While others oohed and ah-ed at the beauty of the eclipse, the cries of newborn babies at Barnes Jewish Hospital were no less full of wonder.
In matching onesies and eclipse glasses, six of the close to a dozen babies born at the hospital Monday took time for a photo op.
Their parents, and hospital staff, knew that day was twice as momentous.
Baby Raqui apparently wanted her day to be well-remembered. The first baby born on eclipse day, she was in a hurry. With no time to get the hospital, her mom delivered in just an hour at home.
Raqui arrived two whole weeks early.
“My mom was like, no, she's going to be an eclipse baby. and yes she was. She was right. I guess mom's are always right,” said Leslie Greene
But while Leslie didn't really have a choice, doctors say some soon-to-be parents jumped at the chance to have an eclipse baby.
“Some mothers who had a reason to choose the day, an induction or cesarean, this day filled up quickly on the schedule,” said Dr. Eric Strand.
Dr. Strand told News 4 that ahead of time they had to dispel some myths.
“There are a lot of omens and wives tales is it bad to have a baby during the eclipse or have a baby during the eclipse, there are myths about birth defects, none of which are true,” Strand said.
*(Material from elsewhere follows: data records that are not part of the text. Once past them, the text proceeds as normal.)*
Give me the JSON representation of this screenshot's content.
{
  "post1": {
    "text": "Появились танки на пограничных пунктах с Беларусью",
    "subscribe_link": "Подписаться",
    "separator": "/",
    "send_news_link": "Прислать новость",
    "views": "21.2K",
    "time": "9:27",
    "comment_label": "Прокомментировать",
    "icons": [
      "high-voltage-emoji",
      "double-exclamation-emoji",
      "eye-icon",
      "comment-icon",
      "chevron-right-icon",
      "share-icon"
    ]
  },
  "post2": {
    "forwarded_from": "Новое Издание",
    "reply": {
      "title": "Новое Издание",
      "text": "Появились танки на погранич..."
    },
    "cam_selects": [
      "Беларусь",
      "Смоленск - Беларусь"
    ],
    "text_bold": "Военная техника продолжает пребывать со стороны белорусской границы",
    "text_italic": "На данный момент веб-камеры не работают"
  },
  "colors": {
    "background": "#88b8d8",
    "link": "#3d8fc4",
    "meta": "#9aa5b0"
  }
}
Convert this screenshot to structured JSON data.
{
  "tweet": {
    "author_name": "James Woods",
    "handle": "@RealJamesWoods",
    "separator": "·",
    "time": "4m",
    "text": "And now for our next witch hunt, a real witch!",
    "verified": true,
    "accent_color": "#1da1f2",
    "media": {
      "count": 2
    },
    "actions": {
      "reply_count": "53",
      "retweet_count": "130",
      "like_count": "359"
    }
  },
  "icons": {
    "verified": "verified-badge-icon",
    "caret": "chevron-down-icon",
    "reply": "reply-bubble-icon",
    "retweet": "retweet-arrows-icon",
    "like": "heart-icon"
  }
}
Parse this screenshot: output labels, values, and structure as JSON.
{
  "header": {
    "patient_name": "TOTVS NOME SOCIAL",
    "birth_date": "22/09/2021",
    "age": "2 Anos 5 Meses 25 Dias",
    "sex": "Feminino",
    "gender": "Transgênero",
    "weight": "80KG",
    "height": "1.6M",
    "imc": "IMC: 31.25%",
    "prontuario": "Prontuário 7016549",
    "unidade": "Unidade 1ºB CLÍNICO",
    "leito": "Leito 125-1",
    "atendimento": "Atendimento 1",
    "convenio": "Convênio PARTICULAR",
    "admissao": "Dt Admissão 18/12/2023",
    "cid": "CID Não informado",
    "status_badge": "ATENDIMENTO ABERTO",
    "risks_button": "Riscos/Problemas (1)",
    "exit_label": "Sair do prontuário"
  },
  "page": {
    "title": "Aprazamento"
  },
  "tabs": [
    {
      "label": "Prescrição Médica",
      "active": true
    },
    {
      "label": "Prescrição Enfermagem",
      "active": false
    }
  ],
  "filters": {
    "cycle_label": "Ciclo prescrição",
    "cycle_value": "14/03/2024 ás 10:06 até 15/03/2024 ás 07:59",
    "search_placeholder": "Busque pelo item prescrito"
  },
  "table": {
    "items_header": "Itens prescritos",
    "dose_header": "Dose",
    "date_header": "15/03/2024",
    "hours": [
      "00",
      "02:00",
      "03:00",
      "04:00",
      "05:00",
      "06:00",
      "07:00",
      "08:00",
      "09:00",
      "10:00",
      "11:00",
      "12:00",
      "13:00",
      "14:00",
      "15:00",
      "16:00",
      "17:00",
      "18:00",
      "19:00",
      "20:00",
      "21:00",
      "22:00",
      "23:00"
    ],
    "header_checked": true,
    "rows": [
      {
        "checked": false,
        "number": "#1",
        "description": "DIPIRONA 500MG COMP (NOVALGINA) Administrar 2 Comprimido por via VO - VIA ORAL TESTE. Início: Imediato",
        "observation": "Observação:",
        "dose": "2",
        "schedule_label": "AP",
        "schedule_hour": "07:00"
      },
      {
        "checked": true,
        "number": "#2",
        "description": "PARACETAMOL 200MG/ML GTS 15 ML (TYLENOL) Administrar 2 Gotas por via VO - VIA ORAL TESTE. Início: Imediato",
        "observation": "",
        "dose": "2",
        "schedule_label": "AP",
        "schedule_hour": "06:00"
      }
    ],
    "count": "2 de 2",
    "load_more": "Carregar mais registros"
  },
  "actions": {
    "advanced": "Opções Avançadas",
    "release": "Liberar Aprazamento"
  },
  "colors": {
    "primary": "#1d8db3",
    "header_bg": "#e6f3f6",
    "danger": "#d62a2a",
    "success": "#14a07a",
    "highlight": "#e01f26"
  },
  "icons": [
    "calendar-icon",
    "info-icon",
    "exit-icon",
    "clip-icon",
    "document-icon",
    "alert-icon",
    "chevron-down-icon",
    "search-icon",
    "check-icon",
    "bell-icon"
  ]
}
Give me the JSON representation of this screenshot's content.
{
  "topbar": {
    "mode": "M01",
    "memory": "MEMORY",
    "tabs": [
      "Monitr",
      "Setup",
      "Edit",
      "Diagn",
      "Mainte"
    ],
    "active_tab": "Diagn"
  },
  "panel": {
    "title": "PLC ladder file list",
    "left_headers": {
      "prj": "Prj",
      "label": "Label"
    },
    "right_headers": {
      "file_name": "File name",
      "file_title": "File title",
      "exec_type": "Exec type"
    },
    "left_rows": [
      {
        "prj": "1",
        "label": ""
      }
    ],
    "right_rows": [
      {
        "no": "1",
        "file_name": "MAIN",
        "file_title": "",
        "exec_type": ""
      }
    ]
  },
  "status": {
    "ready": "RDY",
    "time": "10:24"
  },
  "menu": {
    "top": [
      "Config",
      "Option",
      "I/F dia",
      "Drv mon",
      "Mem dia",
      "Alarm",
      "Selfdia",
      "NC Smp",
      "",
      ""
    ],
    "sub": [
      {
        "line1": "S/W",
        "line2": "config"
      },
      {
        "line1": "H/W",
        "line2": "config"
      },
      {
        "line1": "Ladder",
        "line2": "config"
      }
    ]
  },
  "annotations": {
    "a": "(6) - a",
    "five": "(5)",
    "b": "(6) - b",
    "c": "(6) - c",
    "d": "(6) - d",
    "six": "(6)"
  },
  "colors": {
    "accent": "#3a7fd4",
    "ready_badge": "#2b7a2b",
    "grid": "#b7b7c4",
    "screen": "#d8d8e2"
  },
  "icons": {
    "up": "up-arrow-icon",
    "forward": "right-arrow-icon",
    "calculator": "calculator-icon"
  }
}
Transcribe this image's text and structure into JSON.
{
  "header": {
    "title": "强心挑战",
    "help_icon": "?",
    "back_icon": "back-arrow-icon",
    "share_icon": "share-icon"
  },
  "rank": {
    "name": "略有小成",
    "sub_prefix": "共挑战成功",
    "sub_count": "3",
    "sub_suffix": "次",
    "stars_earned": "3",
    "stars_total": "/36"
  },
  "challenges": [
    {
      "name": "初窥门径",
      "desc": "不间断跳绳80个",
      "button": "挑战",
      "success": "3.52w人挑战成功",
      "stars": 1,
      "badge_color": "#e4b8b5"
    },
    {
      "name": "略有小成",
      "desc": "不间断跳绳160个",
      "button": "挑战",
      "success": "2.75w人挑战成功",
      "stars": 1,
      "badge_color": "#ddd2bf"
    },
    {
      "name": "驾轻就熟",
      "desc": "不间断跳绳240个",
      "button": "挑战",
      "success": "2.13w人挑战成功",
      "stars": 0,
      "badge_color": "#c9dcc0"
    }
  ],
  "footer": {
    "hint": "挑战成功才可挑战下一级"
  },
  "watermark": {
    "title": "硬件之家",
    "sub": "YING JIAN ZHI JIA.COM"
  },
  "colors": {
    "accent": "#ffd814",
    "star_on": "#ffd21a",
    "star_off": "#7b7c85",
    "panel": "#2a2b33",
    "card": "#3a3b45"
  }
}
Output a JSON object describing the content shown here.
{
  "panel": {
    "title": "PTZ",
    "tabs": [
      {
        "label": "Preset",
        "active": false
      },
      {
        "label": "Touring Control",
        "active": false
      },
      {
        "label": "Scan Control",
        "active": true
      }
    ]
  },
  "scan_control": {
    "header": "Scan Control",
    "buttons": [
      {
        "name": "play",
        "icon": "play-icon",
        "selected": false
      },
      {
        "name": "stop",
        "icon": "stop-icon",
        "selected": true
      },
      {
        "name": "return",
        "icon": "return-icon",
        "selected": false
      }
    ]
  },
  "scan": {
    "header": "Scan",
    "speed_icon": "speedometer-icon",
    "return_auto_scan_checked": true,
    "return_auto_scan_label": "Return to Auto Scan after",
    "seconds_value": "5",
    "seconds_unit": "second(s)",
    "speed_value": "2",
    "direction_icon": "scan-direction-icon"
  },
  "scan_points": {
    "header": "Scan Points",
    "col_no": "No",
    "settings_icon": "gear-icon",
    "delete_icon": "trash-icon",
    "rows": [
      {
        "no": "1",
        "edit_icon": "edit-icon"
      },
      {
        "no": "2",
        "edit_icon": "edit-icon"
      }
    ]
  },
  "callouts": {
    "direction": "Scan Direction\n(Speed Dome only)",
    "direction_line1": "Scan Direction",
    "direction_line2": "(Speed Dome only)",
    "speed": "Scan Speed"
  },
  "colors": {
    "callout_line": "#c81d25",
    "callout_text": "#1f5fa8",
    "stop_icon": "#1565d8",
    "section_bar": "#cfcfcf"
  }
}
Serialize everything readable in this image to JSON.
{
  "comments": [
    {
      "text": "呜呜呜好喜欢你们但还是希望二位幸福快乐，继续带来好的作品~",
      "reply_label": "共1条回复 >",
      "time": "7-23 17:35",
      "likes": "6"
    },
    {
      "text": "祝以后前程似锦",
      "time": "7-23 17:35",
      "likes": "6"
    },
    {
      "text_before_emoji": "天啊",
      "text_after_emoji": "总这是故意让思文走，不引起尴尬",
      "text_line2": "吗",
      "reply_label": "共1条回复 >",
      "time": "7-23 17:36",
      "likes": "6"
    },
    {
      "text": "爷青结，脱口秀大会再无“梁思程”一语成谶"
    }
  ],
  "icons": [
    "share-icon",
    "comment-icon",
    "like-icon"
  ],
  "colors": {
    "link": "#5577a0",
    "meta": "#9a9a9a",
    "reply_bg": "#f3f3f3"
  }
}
And it's just coincidence, he said, that a slightly higher than average number of babies were born.
“We haven't had a rush of people in labor, with their water breaking, it's been a typical day,” Dr. Strand said.
The babies born have 10 toes and 10 fingers, strong lungs and a story to tell.
The gift Mother Nature provided now behind us, but their lives only just beginning to shine.